PAVAN: Yeah, exactly. I think that’s been some of our experiences, that it turns out that it’s not actually that much less expensive to run a high quality online educational experience than it is to have an in-person educational experience. So I think that’s another realization that people have been having, um, Over the course of several years, as I’ve, as I’ve experienced this whole, you know, pendulum swing of, Oh, we’re all going to be online and it’s the wave of the future. Um, yeah, maybe not so much.
KIERAN: Just to clarify… the class you were teaching online, before spring of 2020, is that a lecture course? Is there a lab associated with that course?
PAVAN: Yes, It’s a lecture course.
KIERAN: Ok, and you were teaching that online lecture course synchronously?
PAVAN: No, that course was, was asynchronous because the, the lectures were recorded and they were posted. The online students could watch it anytime they wanted. It was asynchronous when it was run. The only thing that was synchronous about it was the exams. They had to take the exams at the same time as the in-person students. But other than that, yeah. Yeah, there was, it was completely asynchronous.
DAN: Sounds like you must have had a good bit of warning that you were going to be doing the prep time the quarter before, or the summer before, something like that.
PAVAN: Yeah, exactly. I was also very lucky. I managed to recruit a bunch of very talented undergrads who had taken the course before. I would consult with them and we would, you know, talk about what would be a good experience and what kinds of videos should we make?
And I also collaborated with another colleague of mine, Brian Sato. It was a very collaborative effort, that, that in the end turned out to be, you know, pretty good. Again, I was, I was very concerned with the idea that the experience was the same and the learning was the same.
What became clear over the several years that I ran the course was that the learning seemed to be the same because the exam scores would be indistinguishable between the sections. But the online students had a much worse experience. They felt much more isolated, they didn’t feel as much supported… which is all, I guess, what you would expect.
KIERAN: Yeah, especially since that class is delivered in what I think of when someone uses the term blended, although I don’t think this is the “official” definition… where some students are in-person, and others are distributed. In that case the two groups definitely have different experiences.
I would assume, although I’m running a graduate program for adult learners, that the social aspect of being on campus and attending in-person classes is a higher priority for undergrads. Our students, in the program Dan and I are connected to, they choose an online program because that’s what will work for them. They really weren’t expecting that social aspect from an online program.
PAVAN: Yeah. Whereas I think the undergrads that’s the expected and the learning is the add-on.

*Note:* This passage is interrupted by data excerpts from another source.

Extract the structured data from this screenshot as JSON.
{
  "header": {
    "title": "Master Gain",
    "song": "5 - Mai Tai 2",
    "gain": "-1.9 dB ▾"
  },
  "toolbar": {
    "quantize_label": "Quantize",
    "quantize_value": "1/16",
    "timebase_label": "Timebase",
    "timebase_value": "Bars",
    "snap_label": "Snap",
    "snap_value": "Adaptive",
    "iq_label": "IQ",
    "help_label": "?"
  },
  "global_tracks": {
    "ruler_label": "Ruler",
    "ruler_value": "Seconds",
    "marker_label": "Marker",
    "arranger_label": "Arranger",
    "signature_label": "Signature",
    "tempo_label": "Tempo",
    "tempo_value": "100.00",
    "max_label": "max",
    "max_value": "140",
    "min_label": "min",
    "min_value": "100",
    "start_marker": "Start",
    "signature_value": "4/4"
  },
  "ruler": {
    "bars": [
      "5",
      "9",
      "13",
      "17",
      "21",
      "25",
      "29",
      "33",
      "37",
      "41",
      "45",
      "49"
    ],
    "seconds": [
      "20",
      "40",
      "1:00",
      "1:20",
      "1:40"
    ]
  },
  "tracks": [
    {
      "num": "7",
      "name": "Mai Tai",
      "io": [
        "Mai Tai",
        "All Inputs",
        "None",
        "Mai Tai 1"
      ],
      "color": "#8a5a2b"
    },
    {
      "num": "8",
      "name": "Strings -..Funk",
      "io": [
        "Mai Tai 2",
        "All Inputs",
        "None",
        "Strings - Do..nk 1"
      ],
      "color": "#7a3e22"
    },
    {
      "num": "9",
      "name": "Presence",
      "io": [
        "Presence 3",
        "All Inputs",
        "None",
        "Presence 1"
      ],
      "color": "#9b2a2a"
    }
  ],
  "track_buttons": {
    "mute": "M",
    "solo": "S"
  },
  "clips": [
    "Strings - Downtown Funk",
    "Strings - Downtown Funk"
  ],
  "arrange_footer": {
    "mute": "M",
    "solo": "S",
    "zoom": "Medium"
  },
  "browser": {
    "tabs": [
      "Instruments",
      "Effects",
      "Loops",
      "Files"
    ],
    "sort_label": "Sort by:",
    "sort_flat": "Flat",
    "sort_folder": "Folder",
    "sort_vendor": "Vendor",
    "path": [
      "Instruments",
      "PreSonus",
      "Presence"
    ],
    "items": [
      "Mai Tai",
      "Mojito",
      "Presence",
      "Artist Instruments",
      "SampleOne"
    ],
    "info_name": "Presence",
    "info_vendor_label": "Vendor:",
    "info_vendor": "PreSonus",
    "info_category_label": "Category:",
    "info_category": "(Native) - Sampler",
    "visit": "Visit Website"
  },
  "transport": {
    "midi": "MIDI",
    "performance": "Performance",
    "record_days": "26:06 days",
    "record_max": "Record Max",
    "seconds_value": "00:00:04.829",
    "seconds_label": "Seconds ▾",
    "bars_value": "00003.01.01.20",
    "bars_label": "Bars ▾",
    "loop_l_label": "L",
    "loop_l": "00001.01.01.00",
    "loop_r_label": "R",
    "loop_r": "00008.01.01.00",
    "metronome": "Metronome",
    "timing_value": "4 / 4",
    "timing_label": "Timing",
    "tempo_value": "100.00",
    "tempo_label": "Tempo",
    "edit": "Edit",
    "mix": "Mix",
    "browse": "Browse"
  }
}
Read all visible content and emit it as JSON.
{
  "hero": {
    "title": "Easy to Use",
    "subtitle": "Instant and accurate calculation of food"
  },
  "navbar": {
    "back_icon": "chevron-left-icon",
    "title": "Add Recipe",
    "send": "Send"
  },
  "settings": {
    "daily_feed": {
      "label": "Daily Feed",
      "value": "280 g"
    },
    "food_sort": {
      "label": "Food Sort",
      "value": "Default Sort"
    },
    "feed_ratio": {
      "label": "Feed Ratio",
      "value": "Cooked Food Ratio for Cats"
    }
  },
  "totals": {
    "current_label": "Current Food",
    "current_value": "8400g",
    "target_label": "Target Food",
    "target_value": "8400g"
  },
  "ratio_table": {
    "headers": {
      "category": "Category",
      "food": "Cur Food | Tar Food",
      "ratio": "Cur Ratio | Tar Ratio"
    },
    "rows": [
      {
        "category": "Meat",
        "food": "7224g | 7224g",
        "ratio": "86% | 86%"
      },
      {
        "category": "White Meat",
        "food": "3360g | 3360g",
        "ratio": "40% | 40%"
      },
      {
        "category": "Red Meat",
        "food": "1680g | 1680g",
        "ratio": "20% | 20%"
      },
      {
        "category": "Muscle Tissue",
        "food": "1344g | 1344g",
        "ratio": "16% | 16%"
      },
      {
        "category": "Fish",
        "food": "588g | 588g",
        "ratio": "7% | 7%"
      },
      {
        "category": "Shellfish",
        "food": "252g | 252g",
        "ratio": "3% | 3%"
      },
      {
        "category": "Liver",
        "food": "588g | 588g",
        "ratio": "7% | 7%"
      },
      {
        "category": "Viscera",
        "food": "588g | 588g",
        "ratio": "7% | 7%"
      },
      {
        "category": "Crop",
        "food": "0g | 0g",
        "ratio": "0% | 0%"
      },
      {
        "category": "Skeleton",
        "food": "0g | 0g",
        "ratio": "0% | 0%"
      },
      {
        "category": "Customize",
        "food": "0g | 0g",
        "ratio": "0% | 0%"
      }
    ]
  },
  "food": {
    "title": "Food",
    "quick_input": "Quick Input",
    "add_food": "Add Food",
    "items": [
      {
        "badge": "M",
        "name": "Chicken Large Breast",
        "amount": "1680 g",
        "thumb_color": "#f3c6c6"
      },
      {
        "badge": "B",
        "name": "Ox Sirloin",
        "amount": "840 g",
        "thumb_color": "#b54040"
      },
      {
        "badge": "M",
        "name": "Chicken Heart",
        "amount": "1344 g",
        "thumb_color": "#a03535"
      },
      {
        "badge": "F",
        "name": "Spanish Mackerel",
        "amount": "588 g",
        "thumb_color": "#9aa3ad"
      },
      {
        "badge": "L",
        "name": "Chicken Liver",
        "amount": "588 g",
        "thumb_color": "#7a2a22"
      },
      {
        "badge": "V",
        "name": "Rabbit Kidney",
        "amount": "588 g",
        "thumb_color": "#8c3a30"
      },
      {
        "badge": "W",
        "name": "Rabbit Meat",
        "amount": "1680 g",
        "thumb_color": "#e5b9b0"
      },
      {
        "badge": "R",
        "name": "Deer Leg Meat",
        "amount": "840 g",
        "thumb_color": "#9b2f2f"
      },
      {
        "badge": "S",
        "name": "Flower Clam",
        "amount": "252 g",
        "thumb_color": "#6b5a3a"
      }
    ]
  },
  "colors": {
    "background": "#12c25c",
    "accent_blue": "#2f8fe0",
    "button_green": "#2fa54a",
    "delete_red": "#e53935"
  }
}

KIERAN: I suspect that’s a big factor in why we’re seeing so many negative reviews from students who are in these remote delivery courses. I mean, part of it is that those courses were never intentionally designed for online instruction, but I also think undergrads, in particular, tend to conflate their disappointment over not having the college experience they dreamed of and the educational outcomes they’re receiving in class. I don’t think the media is teasing that out when they do stories on student perceptions of how higher ed is doing in this emergency response. I hope someone, at some point, does do some research into that aspect of the whole experience.
DAN: But I am curious in your experience, what was the determining factor in who was in the classroom sections and who was in the online sections? I mean, I did they self-select, so the online students intended to be online, or were they just put there?
PAVAN: No, they, it was totally self-selected. They had a choice and they chose to do it online for whatever reason. I, I don’t know why a lot of students chose to do online, except anecdotally, when I later on spoke to a couple of students.
One of them, she was actually in the hospital when she, she had this life-threatening disease, it was an auto immune disorder. If this online course accomplished nothing else, she got to take the biochemistry course, and she would not have been able to do that in person. And it’s such a heartwarming story because she, you know, she beat the odds she’s doing really well. It’s one of those feel good moments, absolute feel-good moments.
KIERAN: That’s such a great reason for asking faculty to at least consider how they might prepare for a situation in which students can’t come to an in-person class, even temporarily. I remember having that conversation with colleagues on the VT campus years ago, in anticipation of what was expected to be a major flu outbreak. But it didn’t really go anywhere because, over-extended as most faculty are, just putting out today’s fire can use up all of your available energy. So, you know, it’s understandable.
Can you explain in a bit more detail how your blended lecture course–some students in class, some online — how did that work?
PAVAN: Yes, so, so there were videos that were recorded. That both classes got to see. Kind of a flipped classroom. And then the in-person classes would have synchronous sessions three times a week, where they would come in, they would sit in a lecture hall, I would give them the additional lecture, they would do some activities in class, all of which was recorded and then posted for the online students as well. But they didn’t have to, they could be, they could be looking at those videos anytime in the quarter. Hopefully they looked at those videos before each midterm, but I have no idea what they did.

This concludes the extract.